We are surrounded by data in our daily lives. The rent of our houses, the amount of electricity units consumed, the prices of different products at a supermarket, the daily temperature, our medicine prescriptions, our internet search history are all different forms of data. Data can be used in a wide range of applications. For example, one can use data to predict product prices in the future; to predict tomorrow's temperature; to recommend videos; or suggest better prescriptions. However in order to do the above, one is required to learn a model from data. A model is a mathematical description of how the phenomena we are interested in behaves e.g. how does the temperature vary? Is it periodic? What kinds of patterns does it have? Machine learning is about this process of learning models from data by building on disciplines such as statistics and optimization. 
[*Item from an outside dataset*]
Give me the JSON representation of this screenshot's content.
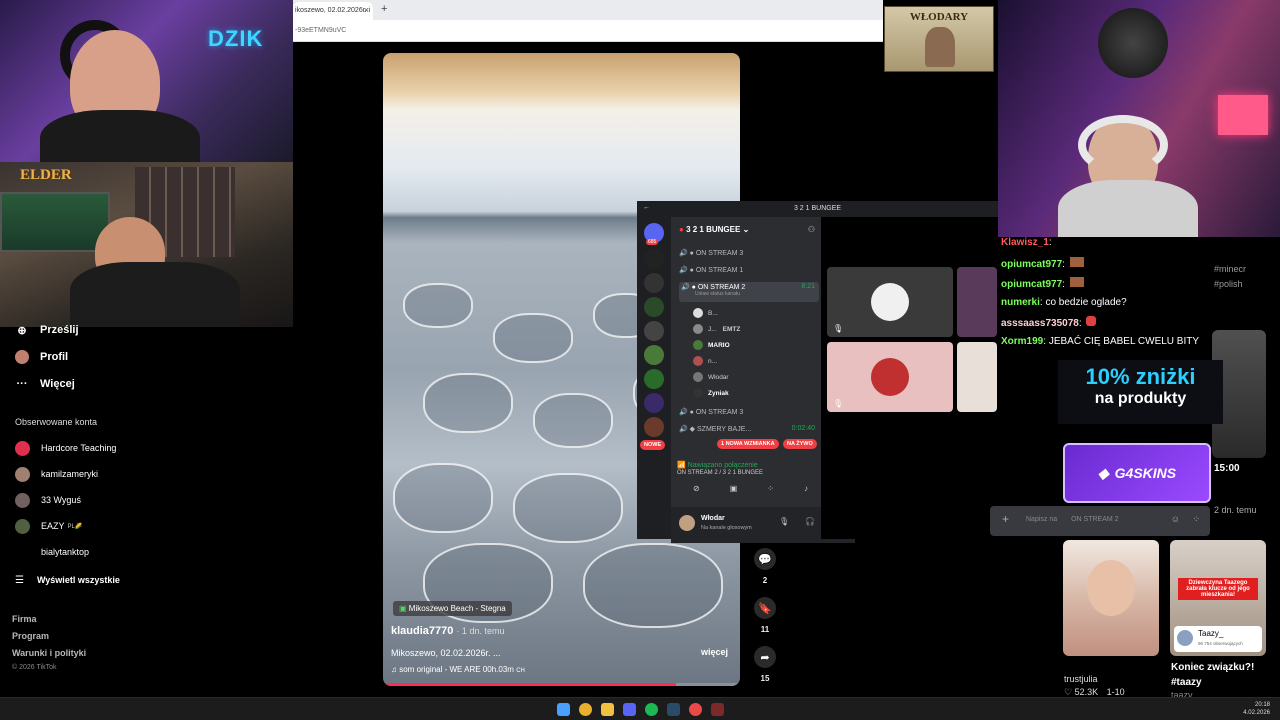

Learning models comes with many different challenges. Some challenges are related to how flexible the model is, some are related to the size of data, some are related to computational efficiency etc. One of the challenges is that of data outliers. For instance, due to war in a country exports could stop and there could be a sudden spike in prices of different products. This sudden jump in prices is an outlier or corruption to the normal situation and must be accounted for when learning the model. Another challenge could be that data is collected in one situation but the model is to be used in another situation. For example, one might have data on vaccine trials where the participants were mostly old people. But one might want to make a decision on whether to use the vaccine or not for the whole population that contains people of all age groups. So one must also account for this difference when learning models because the conclusion drawn may not be valid for the young people in the population. Yet another challenge  could arise when data is collected from different sources or contexts. For example, a shopkeeper might have data on sales of paracetamol when there was flu and when there was no flu and she might want to decide how much paracetamol to stock for the next month. In this situation, it is difficult to know whether there will be a flu next month or not and so deciding on how much to stock is a challenge. This thesis tries to address these and other similar challenges.

In paper I, we address the challenge of data corruption i.e., learning models in a robust way when some fraction of the data is corrupted. In paper II, we apply the methodology of paper I to the problem of localization in wireless networks. Paper III addresses the challenge of estimating causal effect between an exposure and an outcome variable from spatially collected data (e.g. whether increasing number of police personnel in an area reduces number of crimes there). Paper IV addresses the challenge of learning improved decision policies e.g. which treatment to assign to which patient given past data on treatment assignments. In paper V, we look at the challenge of learning models when data is acquired from different contexts and the future context is unknown. In paper VI, we address the challenge of predicting count data across space e.g. number of crimes in an area and quantify its uncertainty. In paper VII, we address the challenge of learning models when data points arrive in a streaming fashion i.e., point by point. The proposed method enables online training and also yields some robustness properties.